Yes, Hindus can be selfish, passive, cowardly, miserly, whereas many of them

are extremely rich. But nevertheless, they remain a wonderful people, alive

with an inbred joy and spirituality.

 

Contrary to what one of the readers assert, there is a definite atmosphere

in India, something special, something unique, which is there nowhere else

in the world. Those of you who spent a lot of time abroad will notice a

certain quality in the atmosphere as soon as you enter India, if you are a

little sensitive.

 

Indian Americans or Hindu Americans? To start with, there are already Indian

Americans, those that Columbus mistook for real Indians and you can't usurp

their names. Secondly, it ultimately depends on the Christians, the Sikhs

and the Muslims, who in the last few decades, have drifted more and more

from the Indian psyche, striving to strike a fundamental identity of their

own. We have also seen that the numerous Indian Americans associations in

the US, where there are indeed Muslim, Christians and Sikh Indians, are

frequently paralysed

by these three groups.

 

Thus, if Hindus in the United States regroup themselves under a 'Hindu

American' label it might prompt the three minorities to wake up to the

reality of a stronger, overwhelmingly Hindu majority. It will give a

clear-cut identity to Indians in the States, dissociating

them from the Pakistanis, the Bangladeshis, the Saudis, or the Afghans. It

will also help make known to the average American the extraordinary

achievements of the Hindu community in the US.

 

Lastly, it will help the Indian government, by creating a powerful and

effective lobby in the US, free from the shackles imposed by Christian, Sikh

and Muslim Indians. Ultimately, it will be up to these three minorities to

decide whether they want to re-join this great family that is 'Induism.' For

we should then give back to 'Hindus' its proper meaning: Indus from the

civilisation of the valley of Indus, probably the most ancient civilisation

of the world

still active today. Once upon a time, Indian Christians, Parsis, Muslims and

Hindus were called 'Indus' by the invaders without differentiation of caste

and religion. Is it not time to put back this habit into practice?

 

Finally, is America going to be perpetually the El Dorado that still make

Indians dream? Not sure. There are certain signs which show that the US

economy is entering a period of darkness: the slump in the stock market, the

packing up of half of Silicon Valley, the near

bankruptcy of many American airlines, and more than that, the erosion of the

American confidence.

 

There are bound to be more terrorist attacks on the US in the next few

years, as Samuel Huntington's prophecy of a 'clash of civilizations' between

Islam and the West, with China siding with Islam (let's us not forget that

Beijing already gave Pakistan the technology to build its nuclear weapons)

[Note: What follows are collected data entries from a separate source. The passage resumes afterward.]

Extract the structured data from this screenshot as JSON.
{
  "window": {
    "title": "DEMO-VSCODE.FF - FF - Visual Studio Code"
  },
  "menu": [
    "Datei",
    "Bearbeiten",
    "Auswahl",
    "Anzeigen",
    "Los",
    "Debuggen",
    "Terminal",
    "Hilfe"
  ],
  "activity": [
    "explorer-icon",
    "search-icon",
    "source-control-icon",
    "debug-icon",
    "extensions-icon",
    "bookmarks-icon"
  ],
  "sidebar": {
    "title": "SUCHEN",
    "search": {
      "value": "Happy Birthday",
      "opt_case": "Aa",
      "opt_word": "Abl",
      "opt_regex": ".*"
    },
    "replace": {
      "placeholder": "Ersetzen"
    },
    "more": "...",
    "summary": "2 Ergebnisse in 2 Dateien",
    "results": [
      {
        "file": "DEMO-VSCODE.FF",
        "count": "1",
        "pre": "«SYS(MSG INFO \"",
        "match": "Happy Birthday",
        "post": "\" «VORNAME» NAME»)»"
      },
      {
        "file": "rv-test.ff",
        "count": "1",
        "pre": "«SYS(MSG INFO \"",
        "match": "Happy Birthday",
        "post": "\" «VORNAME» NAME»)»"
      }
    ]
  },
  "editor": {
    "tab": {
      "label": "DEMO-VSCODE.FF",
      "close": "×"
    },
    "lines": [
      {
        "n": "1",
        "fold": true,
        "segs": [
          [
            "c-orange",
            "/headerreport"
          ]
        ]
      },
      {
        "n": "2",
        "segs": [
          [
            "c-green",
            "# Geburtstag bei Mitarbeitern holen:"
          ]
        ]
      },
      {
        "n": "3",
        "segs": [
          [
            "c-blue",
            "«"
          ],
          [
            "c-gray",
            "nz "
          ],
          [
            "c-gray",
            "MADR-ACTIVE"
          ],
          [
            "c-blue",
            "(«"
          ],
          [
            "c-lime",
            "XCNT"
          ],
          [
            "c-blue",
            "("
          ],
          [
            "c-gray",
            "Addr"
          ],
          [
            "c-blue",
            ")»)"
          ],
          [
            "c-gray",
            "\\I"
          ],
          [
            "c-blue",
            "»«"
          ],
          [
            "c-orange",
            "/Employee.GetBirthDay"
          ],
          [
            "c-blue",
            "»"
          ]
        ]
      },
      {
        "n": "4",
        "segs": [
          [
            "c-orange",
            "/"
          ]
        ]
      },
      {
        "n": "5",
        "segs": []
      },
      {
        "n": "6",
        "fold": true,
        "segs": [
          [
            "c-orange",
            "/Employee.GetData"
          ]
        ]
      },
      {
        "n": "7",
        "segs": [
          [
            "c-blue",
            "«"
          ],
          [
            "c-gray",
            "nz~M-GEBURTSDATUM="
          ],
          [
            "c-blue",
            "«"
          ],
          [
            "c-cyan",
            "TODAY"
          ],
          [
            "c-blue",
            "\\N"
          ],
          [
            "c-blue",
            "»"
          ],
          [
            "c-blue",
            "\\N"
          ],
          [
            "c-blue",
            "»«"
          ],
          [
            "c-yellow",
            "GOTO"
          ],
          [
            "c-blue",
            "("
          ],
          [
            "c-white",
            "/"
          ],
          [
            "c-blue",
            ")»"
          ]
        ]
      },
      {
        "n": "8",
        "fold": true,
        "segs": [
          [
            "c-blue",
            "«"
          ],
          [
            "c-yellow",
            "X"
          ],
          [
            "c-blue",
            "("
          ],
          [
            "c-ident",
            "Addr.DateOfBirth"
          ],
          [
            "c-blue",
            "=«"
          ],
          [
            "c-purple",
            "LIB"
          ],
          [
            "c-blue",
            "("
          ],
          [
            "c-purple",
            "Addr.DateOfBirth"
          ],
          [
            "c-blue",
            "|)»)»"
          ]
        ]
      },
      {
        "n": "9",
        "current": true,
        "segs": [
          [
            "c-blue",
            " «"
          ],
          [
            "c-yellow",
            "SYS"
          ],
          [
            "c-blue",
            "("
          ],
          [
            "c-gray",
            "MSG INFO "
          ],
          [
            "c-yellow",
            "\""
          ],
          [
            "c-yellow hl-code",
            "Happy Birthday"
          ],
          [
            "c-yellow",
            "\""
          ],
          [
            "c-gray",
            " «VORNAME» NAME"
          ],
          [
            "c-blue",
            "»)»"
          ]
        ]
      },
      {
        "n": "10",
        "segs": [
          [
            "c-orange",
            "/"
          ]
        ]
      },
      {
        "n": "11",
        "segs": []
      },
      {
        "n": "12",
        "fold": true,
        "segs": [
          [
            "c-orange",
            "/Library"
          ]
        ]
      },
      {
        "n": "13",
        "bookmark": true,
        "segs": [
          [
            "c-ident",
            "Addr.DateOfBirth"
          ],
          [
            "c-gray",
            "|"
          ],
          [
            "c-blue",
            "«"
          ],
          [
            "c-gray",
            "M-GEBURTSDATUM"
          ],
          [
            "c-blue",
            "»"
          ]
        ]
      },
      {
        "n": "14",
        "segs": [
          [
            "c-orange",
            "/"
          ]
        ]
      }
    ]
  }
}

and Hindu India allied with the West, will prove more and more true. This in

turn will trigger more panic, more loss of confidence amongst Americans and

eventually a stock market crash on the lines of the one which happened in

1929.

 

On the other hand, India, this 'Third World country,' has learnt to live

with Islamic terrorism, its people do not panic as Americans do, it has a

relatively stable stock market, its software business is still expanding and

is beginning to offer salaries which will compete with the West. Could it be

that this great brain drain towards America could be reversed and that NRIs

start coming back to their country of origin in search of greener pastures?

One could even dream: today one still sees this huge humiliating queues in

front of

the US embassy in Delhi, where visa applicants are treated like cattle. Will

we one day witness Americans waiting in line in front of the Indian embassy

in Washington to obtain working visas in India? It will happen my friends.

One day.

 

Post Script: Out of the 350 e-mails, nearly 80 per cent were messages of

praise and encouragement from Hindus. Out of the 20 per cent who disagreed,

14 per cent were (surprisingly) from Indian Christians, 3 per cent were from

Sikhs, 2 per cent from Muslims and 1 per cent from Hindus.